C’est désormais du retour en grâce du patriotisme que dépend en grande partie la capacité des démocraties d’Europe d’échapper au chaos des conflits communautaires ou au triomphe de partis politiques xénophobes et démagogiques (« Seul le sentiment national peut rassembler des groupes ethnoculturels qui, livrés à eux-mêmes, n'auraient d'autre avenir que de s'isoler et de se dresser les uns contre les autres. C'est pourquoi la question du patriotisme se pose aujourd'hui de façon cruciale. »).

1 commentaire:

  1. Eh, cher Johnathan Razorback, ça fait plaisir de vous voir prendre la plume ! Tout cela est très clair, limpide, on sent que conceptuellement vous maîtrisez. Mais je ne vais pas trop m’étendre parce que ce n’est pas un sujet que j’ai vraiment approfondi (et pour cause…).

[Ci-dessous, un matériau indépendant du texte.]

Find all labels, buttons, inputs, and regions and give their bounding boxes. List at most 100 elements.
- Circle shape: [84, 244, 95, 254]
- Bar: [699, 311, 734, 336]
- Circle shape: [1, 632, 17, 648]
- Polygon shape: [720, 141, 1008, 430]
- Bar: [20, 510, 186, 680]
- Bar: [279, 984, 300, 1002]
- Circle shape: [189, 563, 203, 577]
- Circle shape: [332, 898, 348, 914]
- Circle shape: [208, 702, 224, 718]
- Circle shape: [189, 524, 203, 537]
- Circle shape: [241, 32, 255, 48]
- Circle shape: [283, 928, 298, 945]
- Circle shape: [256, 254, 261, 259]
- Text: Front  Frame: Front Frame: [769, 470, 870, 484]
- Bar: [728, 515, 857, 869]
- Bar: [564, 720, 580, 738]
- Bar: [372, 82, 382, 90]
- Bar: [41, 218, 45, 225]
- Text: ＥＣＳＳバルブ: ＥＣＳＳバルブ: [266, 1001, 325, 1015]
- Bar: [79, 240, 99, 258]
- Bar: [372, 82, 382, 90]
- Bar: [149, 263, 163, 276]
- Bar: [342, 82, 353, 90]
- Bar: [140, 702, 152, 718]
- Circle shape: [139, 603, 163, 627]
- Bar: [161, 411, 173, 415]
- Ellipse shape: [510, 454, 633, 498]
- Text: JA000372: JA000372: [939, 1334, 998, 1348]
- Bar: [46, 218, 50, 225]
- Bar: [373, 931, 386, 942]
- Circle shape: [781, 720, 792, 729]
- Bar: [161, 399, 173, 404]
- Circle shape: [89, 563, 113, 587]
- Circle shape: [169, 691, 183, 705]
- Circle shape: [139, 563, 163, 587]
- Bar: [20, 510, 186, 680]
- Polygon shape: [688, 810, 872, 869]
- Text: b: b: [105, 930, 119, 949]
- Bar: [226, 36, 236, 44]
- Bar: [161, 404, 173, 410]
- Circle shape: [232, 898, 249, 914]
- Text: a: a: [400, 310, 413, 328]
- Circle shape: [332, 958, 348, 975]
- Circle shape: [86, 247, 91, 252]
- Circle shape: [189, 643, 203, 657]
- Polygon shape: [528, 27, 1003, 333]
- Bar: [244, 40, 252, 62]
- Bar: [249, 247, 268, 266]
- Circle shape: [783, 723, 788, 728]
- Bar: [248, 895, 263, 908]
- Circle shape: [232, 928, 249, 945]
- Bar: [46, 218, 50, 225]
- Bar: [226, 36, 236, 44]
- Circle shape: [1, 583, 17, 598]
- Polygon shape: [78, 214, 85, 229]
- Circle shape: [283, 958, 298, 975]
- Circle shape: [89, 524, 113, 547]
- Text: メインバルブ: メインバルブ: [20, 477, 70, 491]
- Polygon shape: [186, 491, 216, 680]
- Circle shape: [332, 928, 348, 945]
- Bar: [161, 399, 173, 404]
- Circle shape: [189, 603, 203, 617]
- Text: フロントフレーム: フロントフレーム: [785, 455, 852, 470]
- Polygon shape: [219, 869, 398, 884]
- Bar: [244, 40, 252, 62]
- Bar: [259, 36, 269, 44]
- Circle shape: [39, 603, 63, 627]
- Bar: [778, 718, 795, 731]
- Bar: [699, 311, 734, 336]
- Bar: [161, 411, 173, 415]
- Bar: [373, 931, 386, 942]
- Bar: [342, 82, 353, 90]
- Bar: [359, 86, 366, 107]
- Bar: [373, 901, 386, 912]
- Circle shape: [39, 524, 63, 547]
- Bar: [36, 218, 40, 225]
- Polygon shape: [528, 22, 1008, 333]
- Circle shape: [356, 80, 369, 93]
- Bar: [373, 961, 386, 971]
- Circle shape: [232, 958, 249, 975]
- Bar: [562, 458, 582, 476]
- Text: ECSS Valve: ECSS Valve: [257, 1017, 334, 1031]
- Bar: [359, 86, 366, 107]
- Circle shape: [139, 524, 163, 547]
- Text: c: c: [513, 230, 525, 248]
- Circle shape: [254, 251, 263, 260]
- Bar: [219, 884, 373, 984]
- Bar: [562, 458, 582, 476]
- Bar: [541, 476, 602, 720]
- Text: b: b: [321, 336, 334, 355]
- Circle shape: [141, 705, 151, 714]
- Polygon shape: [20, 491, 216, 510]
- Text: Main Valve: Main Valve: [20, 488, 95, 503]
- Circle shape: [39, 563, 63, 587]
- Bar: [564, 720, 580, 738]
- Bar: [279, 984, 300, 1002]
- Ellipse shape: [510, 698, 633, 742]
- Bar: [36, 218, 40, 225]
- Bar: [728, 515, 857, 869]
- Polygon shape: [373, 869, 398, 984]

    La distinction entre patriotisme et nationalisme est très clairement établie dans votre texte, ainsi que la tension permanente avec l’universalisme, horizon et ferment de tout véritable amour de la patrie. Mais enfin, vous l’écrivez vous-même, le patriotisme repose en fin de compte sur un amour irraisonné, c’est-à-dire au fond sur une croyance. Et moi je n’y crois pas, voilà tout. J’ai toujours adhéré à des systèmes universalistes, que ce soit philosophiquement ou spirituellement. Et sans aller jusqu’à la formule célèbre : « Le nationalisme, c’est la guerre », il me semble que le patriotisme n’a jamais rien produit de bon dans l’histoire des peuples, rien produit du tout, à part des rassemblements, des drapeaux, des chants et des invectives. Ce qui génère la concorde et permet l’assimilation, ce n’est pas le patriotisme (qui est au contraire toujours invoqué aux moments de crispations, souvenons-nous des Marseillaises au moment de Charlie), mais c’est le progrès partagé, le développement de ce que l’on appelait jadis les Lumières, et, disons un gros mot, l’émergence en nos cœurs atrophiés de la charité. Rien de bon ne peut sortir du patriotisme, et n’en est jamais sorti (quel bon écrivain patriote ? Barrès ? Péguy ?). J’ajouterais que sur un plan historique, le patriotisme réel est mort en 14-18, tout comme la foi aux idéologies totalitaires est morte en 45.